How Flexible Paxos Implements the Correctness Rules
We observe that quorum intersection is required only between the phase one quorum for register set \(r\) and the phase two quorums of register sets \(0\) to \(r − 1\). This is the case because a client can always proceed to phase two after intersecting with all previous phase two quorums since Rule 4 will be satisfied.
Revisiting the Proofs
Revisiting the Proof of the Single-Decree Synod
Based on the sketch provided in the current paper, it's clear that a client (denoted as \(C_n\)) writing a different value (such as \(v^\prime\) where \(v^\prime \neq v\)) to a register set (like \(n\)) violates Rule 4 if a value (like \(v\)) has already been decided on a smaller register set (like \(m\) where \(m < n\)). Without loss of generality, we can assume that register set \(n\) is the register set with the lowest index greater than \(m\) that been written with a different value. Our goal is to prove that obeying Rule 4 and adhering to \(\operatorname{B3}(\mathcal{B})\) as proposed by The Part-Time Parliament are equivalent under client-restricted configurations. We will demonstrate this by contradiction, starting with the assumption that client \(C_n\) complies with \(\operatorname{B3}(\mathcal{B})\). This suggests that there should be another register set, referred to as \(k\), where \(m < k < n\).
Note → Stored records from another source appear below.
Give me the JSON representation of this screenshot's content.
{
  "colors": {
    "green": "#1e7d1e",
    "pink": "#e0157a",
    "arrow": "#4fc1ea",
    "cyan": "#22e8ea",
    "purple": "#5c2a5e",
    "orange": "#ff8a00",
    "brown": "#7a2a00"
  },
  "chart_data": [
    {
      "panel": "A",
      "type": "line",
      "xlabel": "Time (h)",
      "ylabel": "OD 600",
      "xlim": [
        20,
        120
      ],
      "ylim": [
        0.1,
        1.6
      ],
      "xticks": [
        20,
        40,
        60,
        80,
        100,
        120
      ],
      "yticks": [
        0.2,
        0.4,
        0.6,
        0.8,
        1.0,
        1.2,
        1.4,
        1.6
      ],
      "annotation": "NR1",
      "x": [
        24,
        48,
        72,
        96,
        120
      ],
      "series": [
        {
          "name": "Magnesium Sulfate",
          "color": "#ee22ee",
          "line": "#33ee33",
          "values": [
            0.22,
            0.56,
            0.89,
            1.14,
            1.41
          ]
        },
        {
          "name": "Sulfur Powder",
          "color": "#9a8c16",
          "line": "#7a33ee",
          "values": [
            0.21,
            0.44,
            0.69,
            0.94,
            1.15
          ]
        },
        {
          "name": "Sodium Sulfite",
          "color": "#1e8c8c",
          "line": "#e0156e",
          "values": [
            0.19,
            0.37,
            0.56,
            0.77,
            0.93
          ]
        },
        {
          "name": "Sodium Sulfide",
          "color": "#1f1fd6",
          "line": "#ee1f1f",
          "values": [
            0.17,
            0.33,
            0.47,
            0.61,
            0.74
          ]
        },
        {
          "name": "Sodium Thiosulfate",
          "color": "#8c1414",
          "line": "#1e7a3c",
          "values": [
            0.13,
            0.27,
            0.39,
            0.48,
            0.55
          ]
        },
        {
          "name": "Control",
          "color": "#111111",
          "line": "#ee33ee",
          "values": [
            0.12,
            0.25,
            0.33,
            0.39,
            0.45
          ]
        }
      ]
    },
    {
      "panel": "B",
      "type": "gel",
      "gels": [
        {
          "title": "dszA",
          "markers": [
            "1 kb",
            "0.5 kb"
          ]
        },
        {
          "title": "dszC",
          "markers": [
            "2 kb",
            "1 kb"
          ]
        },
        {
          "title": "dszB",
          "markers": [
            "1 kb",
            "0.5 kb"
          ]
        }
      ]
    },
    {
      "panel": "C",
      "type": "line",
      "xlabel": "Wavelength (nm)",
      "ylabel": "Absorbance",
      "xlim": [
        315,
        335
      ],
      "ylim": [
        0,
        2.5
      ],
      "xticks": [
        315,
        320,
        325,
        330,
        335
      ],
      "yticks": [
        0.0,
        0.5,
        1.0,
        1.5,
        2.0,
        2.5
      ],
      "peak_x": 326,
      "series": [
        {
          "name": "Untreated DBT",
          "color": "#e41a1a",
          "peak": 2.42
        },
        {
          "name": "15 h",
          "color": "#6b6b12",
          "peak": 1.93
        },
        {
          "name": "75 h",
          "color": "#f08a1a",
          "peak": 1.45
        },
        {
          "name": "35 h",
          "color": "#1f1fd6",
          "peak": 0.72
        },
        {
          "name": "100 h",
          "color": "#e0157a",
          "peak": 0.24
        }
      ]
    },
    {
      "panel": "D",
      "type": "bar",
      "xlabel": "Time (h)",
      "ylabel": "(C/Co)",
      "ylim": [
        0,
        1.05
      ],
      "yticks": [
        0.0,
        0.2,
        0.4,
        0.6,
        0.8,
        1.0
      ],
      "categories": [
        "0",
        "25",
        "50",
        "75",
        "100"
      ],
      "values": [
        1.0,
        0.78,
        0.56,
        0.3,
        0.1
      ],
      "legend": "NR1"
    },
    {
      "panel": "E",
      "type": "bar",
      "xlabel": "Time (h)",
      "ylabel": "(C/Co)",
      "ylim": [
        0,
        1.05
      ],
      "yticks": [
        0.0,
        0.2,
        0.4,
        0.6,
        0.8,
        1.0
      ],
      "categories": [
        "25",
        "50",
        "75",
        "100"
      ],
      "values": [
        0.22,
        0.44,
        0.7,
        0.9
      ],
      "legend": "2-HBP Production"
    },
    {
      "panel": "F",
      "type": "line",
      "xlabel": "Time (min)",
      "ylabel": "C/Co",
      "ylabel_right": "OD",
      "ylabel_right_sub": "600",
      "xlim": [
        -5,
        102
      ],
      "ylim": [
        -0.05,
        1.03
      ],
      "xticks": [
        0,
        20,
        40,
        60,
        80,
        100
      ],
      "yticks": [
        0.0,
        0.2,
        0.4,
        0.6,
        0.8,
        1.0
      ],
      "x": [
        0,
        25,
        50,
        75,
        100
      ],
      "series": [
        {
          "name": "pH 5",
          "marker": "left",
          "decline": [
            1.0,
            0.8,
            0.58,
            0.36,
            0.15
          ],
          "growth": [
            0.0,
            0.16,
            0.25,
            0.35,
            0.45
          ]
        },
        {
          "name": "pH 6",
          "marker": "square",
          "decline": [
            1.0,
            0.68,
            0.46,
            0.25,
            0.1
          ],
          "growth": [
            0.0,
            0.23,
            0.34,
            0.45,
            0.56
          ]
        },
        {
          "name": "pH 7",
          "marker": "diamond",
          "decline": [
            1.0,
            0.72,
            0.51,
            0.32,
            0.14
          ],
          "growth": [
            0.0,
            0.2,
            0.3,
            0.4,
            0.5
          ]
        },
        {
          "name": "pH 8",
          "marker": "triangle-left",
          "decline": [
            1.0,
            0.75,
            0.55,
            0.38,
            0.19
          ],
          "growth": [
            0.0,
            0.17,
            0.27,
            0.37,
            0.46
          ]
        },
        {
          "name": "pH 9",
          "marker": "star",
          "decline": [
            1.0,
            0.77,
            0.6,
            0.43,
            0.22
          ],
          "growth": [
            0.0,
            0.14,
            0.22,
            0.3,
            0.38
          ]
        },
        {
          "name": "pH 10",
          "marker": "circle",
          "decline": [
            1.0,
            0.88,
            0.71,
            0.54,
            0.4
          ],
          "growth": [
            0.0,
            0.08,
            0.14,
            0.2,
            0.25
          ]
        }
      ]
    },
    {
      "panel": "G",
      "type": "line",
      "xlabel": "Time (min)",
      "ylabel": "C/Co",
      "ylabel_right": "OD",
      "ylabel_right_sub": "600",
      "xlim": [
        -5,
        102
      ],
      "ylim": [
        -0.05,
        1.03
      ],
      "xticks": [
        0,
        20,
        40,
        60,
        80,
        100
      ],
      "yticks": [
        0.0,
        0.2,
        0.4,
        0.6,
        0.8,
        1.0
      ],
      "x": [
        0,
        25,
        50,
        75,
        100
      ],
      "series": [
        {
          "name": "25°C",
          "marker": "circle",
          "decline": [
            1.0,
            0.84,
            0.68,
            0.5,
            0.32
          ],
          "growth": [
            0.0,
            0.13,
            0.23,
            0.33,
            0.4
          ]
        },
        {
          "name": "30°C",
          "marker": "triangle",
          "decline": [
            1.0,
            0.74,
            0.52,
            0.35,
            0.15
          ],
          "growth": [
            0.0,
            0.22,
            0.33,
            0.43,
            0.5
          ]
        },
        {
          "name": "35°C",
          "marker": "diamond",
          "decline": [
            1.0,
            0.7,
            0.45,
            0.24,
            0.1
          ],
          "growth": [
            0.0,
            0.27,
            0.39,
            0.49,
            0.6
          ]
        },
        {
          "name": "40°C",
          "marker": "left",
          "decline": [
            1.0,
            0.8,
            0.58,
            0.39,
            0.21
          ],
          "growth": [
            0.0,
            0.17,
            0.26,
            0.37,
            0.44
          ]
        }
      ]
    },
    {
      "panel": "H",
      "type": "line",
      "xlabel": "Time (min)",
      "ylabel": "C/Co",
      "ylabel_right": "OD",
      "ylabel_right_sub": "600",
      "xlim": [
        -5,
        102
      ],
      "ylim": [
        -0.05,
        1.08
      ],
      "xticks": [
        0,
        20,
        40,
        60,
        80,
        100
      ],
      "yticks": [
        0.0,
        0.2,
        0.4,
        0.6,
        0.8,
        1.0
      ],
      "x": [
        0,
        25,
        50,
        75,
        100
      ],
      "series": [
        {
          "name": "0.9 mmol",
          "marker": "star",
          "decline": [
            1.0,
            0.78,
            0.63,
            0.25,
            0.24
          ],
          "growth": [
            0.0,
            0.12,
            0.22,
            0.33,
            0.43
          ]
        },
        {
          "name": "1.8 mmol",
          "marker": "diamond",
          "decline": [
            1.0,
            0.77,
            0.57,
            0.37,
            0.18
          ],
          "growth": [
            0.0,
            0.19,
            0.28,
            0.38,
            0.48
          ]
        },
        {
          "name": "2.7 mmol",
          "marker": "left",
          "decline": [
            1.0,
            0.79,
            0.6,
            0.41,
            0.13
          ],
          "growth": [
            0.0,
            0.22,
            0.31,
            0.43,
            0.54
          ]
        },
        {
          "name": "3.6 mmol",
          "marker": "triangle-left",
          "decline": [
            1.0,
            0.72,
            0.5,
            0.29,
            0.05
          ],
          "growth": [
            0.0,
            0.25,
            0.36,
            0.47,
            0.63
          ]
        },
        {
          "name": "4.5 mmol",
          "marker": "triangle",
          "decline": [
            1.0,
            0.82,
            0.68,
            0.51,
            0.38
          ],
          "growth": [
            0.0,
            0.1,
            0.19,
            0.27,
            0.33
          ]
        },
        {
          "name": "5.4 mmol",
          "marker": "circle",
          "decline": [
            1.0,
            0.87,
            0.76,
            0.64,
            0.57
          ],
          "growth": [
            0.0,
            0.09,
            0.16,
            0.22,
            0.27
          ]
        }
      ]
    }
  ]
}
Additionally, the decision state observed by client \(C_n\) for register set \(k\) must be either \(\text{Maybe}(v^\prime)\) or \(\text{Decided}(v^\prime)\). If this isn't the case, and the observed decision states of all register sets from \(m + 1\) to \(n - 1\) by client \(C_n\) are either \(\text{Any}\), \(\text{None}\), \(\text{Maybe}(v)\), or \(\text{Decided}(v)\), it would imply that \(C_n\) is breaching \(\operatorname{B3}(\mathcal{B})\) when writing \(v^\prime\) to register set \(n\). However, this results in a contradiction as register set \(k\) is the register set with the lowest index greater than \(m\) that been written with a different value. This contradiction solidifies our proof.
Revisiting the Proof of Fast Paxos
Fast Paxos demonstrates the correctness of classical Paxos through a method of classification and induction, a process analogous to the section titled "How the Single-Decree Synod Implements the Correctness Rules" in the current blog.